Cite

Introduction

For more than three decades of high reported coverage (≥98% at the national level) with two doses of schedule (Measles-containing-vaccine first-dose (MCV1) and Measles-containing-vaccine second-dose (MCV2)) in the routine immunization programme, Slovakia has eliminated measles and rubella according to established criteria of the Regional Verification Commission for Measles and Rubella Elimination in Europe (1). Measles outbreaks continue to occur in Europe, however, and several countries have reported outbreaks affecting the general population due to inadequate vaccination coverage and the persistent circulation of the measles virus (2).

One of many factors contributing to a decline in immunization rates is a growing community of Roma population (3). About 500,000 (9.2% of the total population) Roma live in Slovakia, mainly in three of eight Regions of Slovakia (the Košice, Prešov and Banská Bystrica). The communities are mostly sedentary groups living in poor, isolated living sites (4). The measles outbreak between May 4 and October 16 2018 was detected in the Košice Region in the Michalovce and Sobrance Districts.

The aim of the study is to better understand the role of vaccination gaps in Roma communities in Slovakia with regard to the epidemic spread of measles. The results can contribute to more effectively implementing preventive measures in the future.

Materials and methods
Study Design

The study is designed as a case study analysing the epidemic outbreak of measles in the defined community.

Case Description and Outbreak Investigation

The data from the patients diagnosed with measles during the outbreak was collected from the mandatory case notifications that were transmitted to the Epidemiological Information System of the Slovak Republic (EPIS SR).
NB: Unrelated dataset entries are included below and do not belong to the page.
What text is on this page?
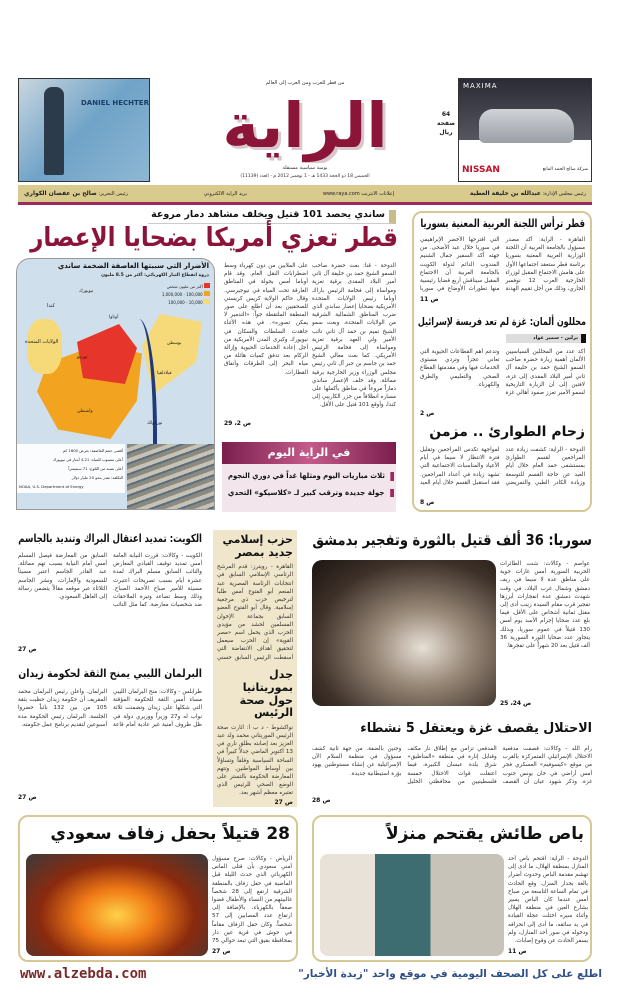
DANIEL HECHTER
من قطر للعرب ومن العرب إلى العالم
الراية
يومية سياسية مستقلة
الخميس 18 ذو الحجة 1433 هـ - 1 نوفمبر 2012 م - العدد (11139)
64
صفحة
ريال
MAXIMA
NISSAN	شركة صالح الحمد المانع
رئيس مجلس الإدارة: عبدالله بن خليفة العطية
إعلانات الانترنت www.raya.com
بريد الراية الالكتروني
رئيس التحرير: صالح بن عفصان الكواري
قطر ترأس اللجنة العربية المعنية بسوريا
القاهرة - الراية: أكد مصدر مسؤول بالجامعة العربية أن اللجنة الوزارية العربية المعنية بسوريا برئاسة قطر ستعقد اجتماعها الأول على هامش الاجتماع المقبل لوزراء الخارجية العرب 12 نوفمبر الجاري، وذلك من أجل تقييم الهدنة التي اقترحها الأخضر الإبراهيمي في سوريا خلال عيد الأضحى. من جهته أكد السفير جمال الشنيم المندوب الدائم لدولة الكويت بالجامعة العربية أن الاجتماع المقبل سيناقش أربع قضايا رئيسية منها تطورات الأوضاع في سوريا
ص 11
محللون ألمان: غزة لم تعد فريسة لإسرائيل
برلين - سمير عواد
أكد عدد من المحللين السياسيين الألمان أهمية زيارة حضرة صاحب السمو الشيخ حمد بن خليفة آل ثاني أمير البلاد المفدى إلى غزة، لافتين إلى أن الزيارة التاريخية لسمو الأمير تعزز صمود أهالي غزة وتدعم أهم القطاعات الحيوية التي تعاني عجزاً وتردي مستوى الخدمات فيها وفي مقدمتها القطاع الصحي والتعليمي والطرق والكهرباء.
ص 2
زحام الطوارئ .. مزمن
الدوحة - الراية: كشفت زيادة عدد المراجعين لقسم الطوارئ بمستشفى حمد العام خلال أيام العيد عن حاجة القسم للتوسعة وزيادة الكادر الطبي والتمريضي لمواجهة تكدس المراجعين وتقليل فترة الانتظار لا سيما في أيام الأعياد والمناسبات الاجتماعية التي تشهد زيادة في أعداد المراجعين. فقد استقبل القسم خلال أيام العيد
ص 8
ساندي يحصد 101 قتيل ويخلف مشاهد دمار مروعة
قطر تعزي أمريكا بضحايا الإعصار
الأضرار التي سببتها العاصفة الضخمة ساندي
ذروة انقطاع التيار الكهربائي: أكثر من 8.5 مليون
أكثر من مليون شخص
100,000 - 1,000,000
10,000 - 100,000
كندا
نيويورك
الولايات المتحدة
أوتاوا
تورنتو
بوسطن
فيلادلفيا
واشنطن
نورفولك
أقصى حجم للعاصفة: يعرض 1600 كم
أعلى منسوب للمياه: 4.21 أمتار في نيويورك
أعلى نسبة من الثلوج: 71 سنتيمتراً
التكلفة: تقدر بنحو 20 مليار دولار
NOAA, U.S. Department of Energy
الدوحة - قنا: بعث حضرة صاحب السمو الشيخ حمد بن خليفة آل ثاني أمير البلاد المفدى برقية تعزية ومواساة إلى فخامة الرئيس باراك أوباما رئيس الولايات المتحدة الأمريكية بضحايا إعصار ساندي الذي ضرب المناطق الشمالية الشرقية من الولايات المتحدة. وبعث سمو الشيخ تميم بن حمد آل ثاني نائب الأمير ولي العهد برقية تعزية ومواساة إلى فخامة الرئيس الأمريكي. كما بعث معالي الشيخ حمد بن جاسم بن جبر آل ثاني رئيس مجلس الوزراء وزير الخارجية برقية مماثلة. وقد خلف الإعصار ساندي دماراً مروعاً في مناطق بأكملها على مساره انطلاقاً من جزر الكاريبي إلى كندا، وأوقع 101 قتيل على الأقل.
على الملايين من دون كهرباء وسط اضطرابات النقل العام. وقد قام أوباما أمس بجولة في المناطق الغارقة تحت المياه في نيوجيرسي. وقال حاكم الولاية كريس كريستي للصحفيين بعد أن اطلع على صور المنطقة الملتقطة جواً: «التدمير لا يمكن تصوره». في هذه الأثناء جاهدت السلطات والسكان في نيويورك وكبرى المدن الأمريكية من أجل إعادة الخدمات الحيوية وإزالة الركام بعد تدفق كميات هائلة من مياه البحر إلى الطرقات وأنفاق القطارات.
ص 2، 29
في الراية اليوم
ثلاث مباريات اليوم ومثلها غداً في دوري النجوم
جولة جديدة وترقب كبير لـ «كلاسيكو» التحدي
سوريا: 36 ألف قتيل بالثورة وتفجير بدمشق
عواصم - وكالات: شنت الطائرات الحربية السورية أمس غارات جوية على مناطق عدة لا سيما في ريف دمشق وشمال غرب البلاد، في وقت شهدت دمشق عدة انفجارات أبرزها تفجير قرب مقام السيدة زينب أدى إلى مقتل ثمانية أشخاص على الأقل، فيما بلغ عدد ضحايا إجرام الأسد يوم أمس 130 قتيلاً في عموم سوريا، وبذلك يتجاوز عدد ضحايا الثورة السورية 36 ألف قتيل بعد 20 شهراً على تفجرها.
ص 24، 25
الاحتلال يقصف غزة ويعتقل 5 نشطاء
رام الله - وكالات: قصفت مدفعية الاحتلال الإسرائيلي المتمركزة بالقرب من موقع «كيسوفيم» العسكري فجر أمس أراضي في خان يونس جنوب غزة. وذكر شهود عيان أن القصف المدفعي تزامن مع إطلاق نار مكثف وقنابل إنارة في منطقة «المناطيق» شرق بلدة عبسان الكبيرة، فيما اعتقلت قوات الاحتلال خمسة فلسطينيين من محافظتي الخليل وجنين بالضفة. من جهة ثانية كشف مسؤول في منظمة السلام الآن الإسرائيلية عن إنشاء مستوطنين يهود بؤرة استيطانية جديدة.
ص 28
حزب إسلامي جديد بمصر
القاهرة - رويترز: قدم المرشح الرئاسي الإسلامي السابق في انتخابات الرئاسة المصرية عبد المنعم أبو الفتوح أمس طلباً لترخيص حزب ذي مرجعية إسلامية. وقال أبو الفتوح العضو السابق بجماعة الإخوان المسلمين لحشد من مؤيدي الحزب الذي يحمل اسم «مصر القوية» إن الحزب سيعمل لتحقيق أهداف الانتفاضة التي أسقطت الرئيس السابق حسني
جدل بموريتانيا حول صحة الرئيس
نواكشوط - د ب أ: أثارت صحة الرئيس الموريتاني محمد ولد عبد العزيز بعد إصابته بطلق ناري في 13 أكتوبر الماضي جدلاً كبيراً في الساحة السياسية وقلقاً وتساؤلاً بين أوساط المواطنين. وتتهم المعارضة الحكومة بالتستر على الوضع الصحي للرئيس الذي تعتبره معظم أشهر بعد.
ص 27
الكويت: تمديد اعتقال البراك وتنديد بالجاسم
الكويت - وكالات: قررت النيابة العامة أمس تمديد توقيف القيادي المعارض والنائب السابق مسلم البراك لمدة عشرة أيام بسبب تصريحات اعتبرت مسيئة للأمير صباح الأحمد الصباح. وذلك وسط تصاعد وتيرة الملاحقات ضد شخصيات معارضة. كما مثل النائب السابق من المعارضة فيصل المسلم أمس أمام النيابة بسبب تهم مماثلة. عبد القادر الجاسم اعتبر مسيئاً للسعودية والإمارات، ونشر الجاسم الثلاثاء عبر موقعه مقالاً يتضمن رسالة إلى العاهل السعودي.
ص 27
البرلمان الليبي يمنح الثقة لحكومة زيدان
طرابلس - وكالات: منح البرلمان الليبي مساء أمس الثقة للحكومة المؤقتة التي شكلها علي زيدان وتضمنت ثلاثة نواب له و27 وزيراً ووزيري دولة في ظل ظروف أمنية غير عادية أمام قاعة البرلمان. وأعلن رئيس البرلمان محمد المقريف أن حكومة زيدان حظيت بثقة 105 من بين 132 نائباً حضروا الجلسة. البرلمان رئيس الحكومة مدة أسبوعين لتقديم برنامج عمل حكومته.
ص 27
باص طائش يقتحم منزلاً
الدوحة - الراية: اقتحم باص أحد المنازل بمنطقة الهلال، ما أدى إلى تهشم مقدمة الباص وحدوث أضرار بالغة بجدار المنزل. وقع الحادث في تمام الساعة التاسعة من صباح أمس عندما كان الباص يسير بشارع العين في منطقة الهلال وأثناء سيره اختلت عجلة القيادة في يد سائقه، ما أدى إلى انحرافه ودخوله في سور أحد المنازل، ولم يسفر الحادث عن وقوع إصابات.
ص 11
28 قتيلاً بحفل زفاف سعودي
الرياض - وكالات: صرح مسؤول أمني سعودي بأن قتلى الماس الكهربائي الذي حدث الليلة قبل الماضية في حفل زفاف بالمنطقة الشرقية ارتفع إلى 28 شخصاً غالبيتهم من النساء والأطفال قضوا صعقاً بالكهرباء، بالإضافة إلى ارتفاع عدد المصابين إلى 57 شخصاً. وكان حفل الزفاف مقاماً في حوش في قرية عين دار بمحافظة بقيق التي تبعد حوالي 75
ص 27
www.alzebda.com	اطلع على كل الصحف اليومية في موقع واحد "زبدة الأخبار"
The patients were ambulatory or inpatients admitted to the Michalovce Hospital’s Department of Infectious Diseases and the Children’s Faculty Hospital in Košice between May to October 2018. The necessary data was obtained by interviewing the patients’ relatives, their paediatricians and the GPs as well as by reviewing the inpatients’ medical records.

Measles cases were classified according to the classification of measles cases as defined by the Commission Implementing Decision (EU) 2018/945 (5).

The suspected clinical cases were defined as having a fever with a body temperature ≥380C, maculopapular rash, and at least one of the following symptoms: conjunctivitis, coryza, cough, or Koplik’s spots (6).

The case-based reports provided data for disease onset, date of birth, sex, confirmation of diagnosis (i.e. laboratory confirmed, epidemiologically linked, or clinically compatible case), vaccination status, hospitalization and complications.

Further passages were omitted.